House of Stories, Cascais, Portugal

Recently opened, Paula Rego’s House of Stories (Casa das Histórias), located in Cascais in the surroundings of Lisbon, has created a small fuss in many different ways. To start, the rare fact that the architect Eduardo Souto de Moura has been personally chosen by the artist to design “her” museum, after she’d been impressed by the architect’s work, namely  the London Serpentine pavilion of 2005 designed by Álvaro Siza and Eduardo Souto de Moura, and Souto de Moura’s Braga stadium (2000).

Also interesting is the fact that it was a key-architect from the so-called “Oporto’s School” to design a building in Lisbon, which doesn’t happen very often, bringing up, once again, the tedious discussion about Oporto’s architects in the north and Lisbon’s architects in the south.
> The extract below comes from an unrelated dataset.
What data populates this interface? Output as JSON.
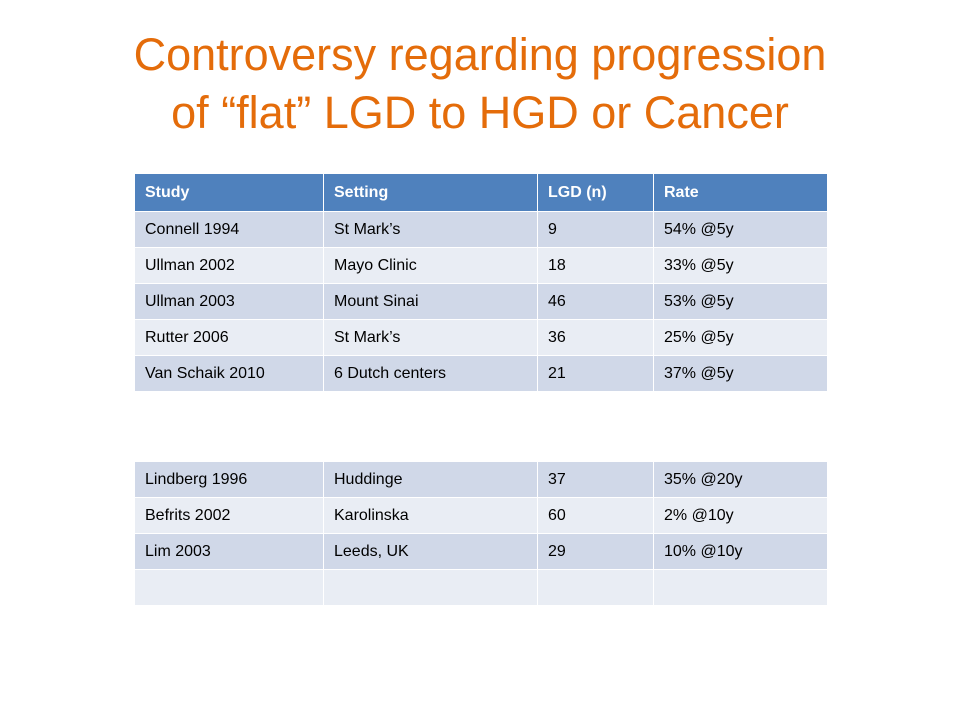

Eventually following the “south’s influence”, and specifically, Cascais’ type of architecture, Souto de Moura didn’t go for the rational white walls and raw natural materials, but instead, let himself  get involved with more “palatial”  forms and colours which integrated the building perfectly in the place and in the place’s history.

Souto de Moura had the rare opportunity of designing a museum for a specific collection and artist, instead of the general art museum for the general collections that are the big majority of the museums built nowadays.

The museum was built in between mature existing trees whose shadows on the walls create an interesting effect, an alive canvas that changes according to the sun, creating drawings and pictures not too far from Paula Rego’s work itself. The few openings to the exterior are controlled and calculated to strategic points, both from the outside and from the inside. Inside, the large high ceiling rooms contrast with others more intimate and domestic, pretty much the perfect place to tell Rego’s stories.

The museum’s permanent collection is made up of 257 etchings and 278 drawings, many of which have never been seen before, that Rego has donated to the foundation. She has also loaned 52 paintings, many from the 1980s (for example the Operas series); and certain works from the 1960s and 1990s. Willing, apart from being husband and father to her three children, was a hugely important figure in the development of her work, and he is represented in the collection with 15 oil paintings.